BLACK ICE AND BANANA PEELS: Getting A Grip On Your Mind - Chapter 1 Excerpts
What is it that we’re all so busy trying to control? Relationships? Other people? The future? Ourselves? That is the outward appearance of things. What we are trying to control is fear. Our mind tells us that if we can control people, things and situations, we will be okay. Attempting to control our fear around relationships becomes the driving force behind much of what we do. We are afraid of being alone, afraid of being unloved, afraid of being rejected, afraid of feeling, afraid of not feeling, afraid of being old, poor, diseased, ugly, disappointed, frustrated, hurt, dead; it’s a virtually endless list. The funny thing is that all of our control does nothing to lessen the fear. Indeed, all the effort we put into controlling our fear only convinces us that our fears are justified! And all that struggle and strain does virtually nothing to prevent us from feeling all those things we want to hide from. Fear is what we want to avoid, and our minds create a world where that fear is continuous. This is another key to how our minds operate; continually, though unintentionally, creating the very thing we’re trying to avoid, thereby further reinforcing the apparent need for even greater control.
Our attempts to gain control, so as to minimize survival threats, become, in effect, the identification and solution of various problems. When we can’t control others directly, it makes sense to learn to control them indirectly. When we can’t control others at all, it makes sense to control ourselves. We believe we can accomplish this control by identifying the problem and then developing a solution. If, for example, my perception is that mom doesn’t love me, I have to find a way to please her so that she will love me, or at least take care of me—otherwise my survival is at risk.
Soon, solving the apparent problem becomes equated with regaining control and reducing the survival threat that is presented. If the problem remains unsolved for a significant length of time, anxiety increases. When the problem is solved, anxiety decreases. Our mind, in order to maintain control, convinces us that the problem it’s trying to fix is outside of our mind—in the environment, other people or in some other part of us—not in our mind itself. This is key to understanding how our mind hides what it’s doing.
In this way, life becomes a series of problems to be solved or fixed, keeping us very busy riding the roller coaster of success and failure. We develop a personality, the outward manifestation of our mind, which becomes our stand-in for open, honest and congruent interactions with the environment and others. We need this front, we believe, because our mind is continually telling us that maintaining control is what keeps us alive and that being genuine is too risky. In order to control ourselves, we often resort to coercion. We force ourselves to do things that, if we did not believe our survival was at stake, we would not even consider. In doing this, we override our feelings, our wishes, our dreams. We frequently go against our true desires, seeking instead to be liked, acknowledged, approved or to grab whatever small token is coming our way.

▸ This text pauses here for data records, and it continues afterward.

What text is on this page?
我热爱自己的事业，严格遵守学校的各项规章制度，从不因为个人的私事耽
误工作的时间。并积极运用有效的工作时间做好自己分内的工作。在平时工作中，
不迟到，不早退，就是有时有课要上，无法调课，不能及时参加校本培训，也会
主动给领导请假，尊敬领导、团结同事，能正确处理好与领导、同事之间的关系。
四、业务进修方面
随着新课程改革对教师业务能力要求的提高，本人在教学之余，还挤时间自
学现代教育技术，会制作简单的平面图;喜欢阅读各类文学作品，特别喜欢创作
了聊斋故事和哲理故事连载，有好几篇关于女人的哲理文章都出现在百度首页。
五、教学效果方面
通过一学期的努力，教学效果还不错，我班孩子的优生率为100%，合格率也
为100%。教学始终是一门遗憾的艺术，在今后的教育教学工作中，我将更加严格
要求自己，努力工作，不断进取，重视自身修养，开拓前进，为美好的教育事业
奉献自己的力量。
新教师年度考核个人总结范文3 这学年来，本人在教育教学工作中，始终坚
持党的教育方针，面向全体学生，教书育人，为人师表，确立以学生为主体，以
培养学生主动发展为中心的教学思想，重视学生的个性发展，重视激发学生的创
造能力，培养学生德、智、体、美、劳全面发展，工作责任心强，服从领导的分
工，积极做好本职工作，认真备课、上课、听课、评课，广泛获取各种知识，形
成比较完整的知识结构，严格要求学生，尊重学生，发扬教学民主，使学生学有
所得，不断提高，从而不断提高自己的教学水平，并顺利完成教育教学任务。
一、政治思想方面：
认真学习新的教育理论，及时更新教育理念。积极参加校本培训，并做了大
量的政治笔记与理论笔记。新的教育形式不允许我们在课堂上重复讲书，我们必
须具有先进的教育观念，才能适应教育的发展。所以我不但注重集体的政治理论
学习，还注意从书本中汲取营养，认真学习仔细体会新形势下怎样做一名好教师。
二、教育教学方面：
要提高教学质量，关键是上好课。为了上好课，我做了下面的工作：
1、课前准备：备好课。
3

Our minds are brilliant. They identify a genuine need (survival), expand that need so that it appears to exist even when it doesn’t (generalization), attach a strong unpleasant emotion to that need (anxiety), create an indispensable role for themselves in meeting that need (problem identification and solution), and convince us that the problem is outside of our mind (job security)!
If you’ve been paying some attention to your life, you may have gotten the idea, by now, that control doesn’t work very well. Look at the process of trying to change others. When we don’t ask for or say what we want directly, we find covert ways of expressing ourselves. We may think we’re fooling the other person, but he/she feels, at that moment or later, that there is a subtext to our message, which, while not being communicated through words, is still there. If I’m saying one thing and intending another, you will understandably be on guard or angry when you figure out my true intentions.
Control, in the form of trying to fix yourself, similarly does not work very well. After all, if you were going to make a quick radical transformation, why hasn’t it already happened? How long have you been trying to fix the same things about yourself? Years? Your whole life? It may seem odd, but trying to fix yourself is no more effective than trying to change others. You are not, after all, a car with a broken fan belt. The many other parts of you, like your mind, also resent being viewed as broken. Additionally, you can’t use your mind to change your mind. That’s like trying to repair a flat tire while still driving the car or trying to squeeze five quarts of water in a one-gallon bottle. Real change requires a different position and perspective and a bigger container to provide the space for using more of yourself.